Queensland’s Burke Developmental Road connects a string of historical and natural wonders as it meanders its way through station country from the Reef to the Gulf.

Story by Ian Glover and Photos by John Denman

Named after hapless explorer Robert O’Hara Burke, Queensland’s Burke Developmental Road (BDR) unfolds like the pages of a dry, dusty book; each chapter monotonously similar but subtly different. Tropical vegetation merges with savannah and then becomes scrub, tar becomes occasional then non-existent. It’s an exciting potpourri of bone-jarring corrugations, washaways and completely smooth surfaces. Officially, the BDR runs from Mareeba to the Gulf of Carpentaria and down to ‘The Curry’ (Cloncurry), but for our purposes, the journey ends at Karumba, a laid-back Gulf town where the sun sets over the sea and mud crabs and banana prawns beckon – salty, fresh and cheap.

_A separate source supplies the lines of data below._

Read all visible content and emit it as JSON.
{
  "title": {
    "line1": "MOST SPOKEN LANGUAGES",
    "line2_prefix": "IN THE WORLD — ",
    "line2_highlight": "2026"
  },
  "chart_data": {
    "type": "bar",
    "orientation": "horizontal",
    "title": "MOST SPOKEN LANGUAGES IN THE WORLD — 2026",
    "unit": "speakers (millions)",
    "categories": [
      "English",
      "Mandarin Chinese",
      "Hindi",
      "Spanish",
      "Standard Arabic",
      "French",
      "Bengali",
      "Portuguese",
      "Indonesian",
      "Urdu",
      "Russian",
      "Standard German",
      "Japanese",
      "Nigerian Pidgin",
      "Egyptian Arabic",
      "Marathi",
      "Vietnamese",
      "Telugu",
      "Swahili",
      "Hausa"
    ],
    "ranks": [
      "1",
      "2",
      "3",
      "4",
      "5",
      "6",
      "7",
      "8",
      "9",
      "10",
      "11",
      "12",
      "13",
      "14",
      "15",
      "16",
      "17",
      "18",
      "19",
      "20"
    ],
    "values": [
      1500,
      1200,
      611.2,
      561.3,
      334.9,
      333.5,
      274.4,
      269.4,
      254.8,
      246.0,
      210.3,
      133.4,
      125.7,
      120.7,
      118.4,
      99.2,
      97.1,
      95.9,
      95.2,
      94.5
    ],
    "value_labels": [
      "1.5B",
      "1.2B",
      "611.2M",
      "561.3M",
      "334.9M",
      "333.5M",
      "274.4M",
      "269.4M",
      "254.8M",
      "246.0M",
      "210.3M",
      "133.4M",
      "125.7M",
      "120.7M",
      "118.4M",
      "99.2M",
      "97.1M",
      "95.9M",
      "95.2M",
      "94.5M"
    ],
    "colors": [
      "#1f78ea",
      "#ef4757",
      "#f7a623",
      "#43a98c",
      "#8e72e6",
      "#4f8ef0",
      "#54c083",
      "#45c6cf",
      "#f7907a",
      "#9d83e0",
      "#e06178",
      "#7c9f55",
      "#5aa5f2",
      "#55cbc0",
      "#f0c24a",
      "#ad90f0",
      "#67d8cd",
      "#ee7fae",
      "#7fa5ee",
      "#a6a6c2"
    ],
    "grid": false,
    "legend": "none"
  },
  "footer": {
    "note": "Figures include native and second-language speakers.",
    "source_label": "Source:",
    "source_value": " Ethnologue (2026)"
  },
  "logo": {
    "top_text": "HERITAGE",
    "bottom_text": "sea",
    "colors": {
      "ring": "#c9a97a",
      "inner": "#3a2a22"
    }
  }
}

John Atherton (after whom the Atherton Tableland is named) founded Mareeba when he built a rest house for travellers heading for the tin fields on the Wild River. These days, tourism still plays a vital part in the town’s economy, with a crowded information centre-cum-museum providing all the information about the district that visitors could possibly want. The Mareeba district, promoted as ‘where the rainforest meets the outback’, boasts coffee plantations, macadamia farms, thundering waterfalls and spectacular gorges, a wine and food trail and even a tropical fruit liqueur distillery where exotic drinks are created from coffee beans, mulberries, lemons and bananas.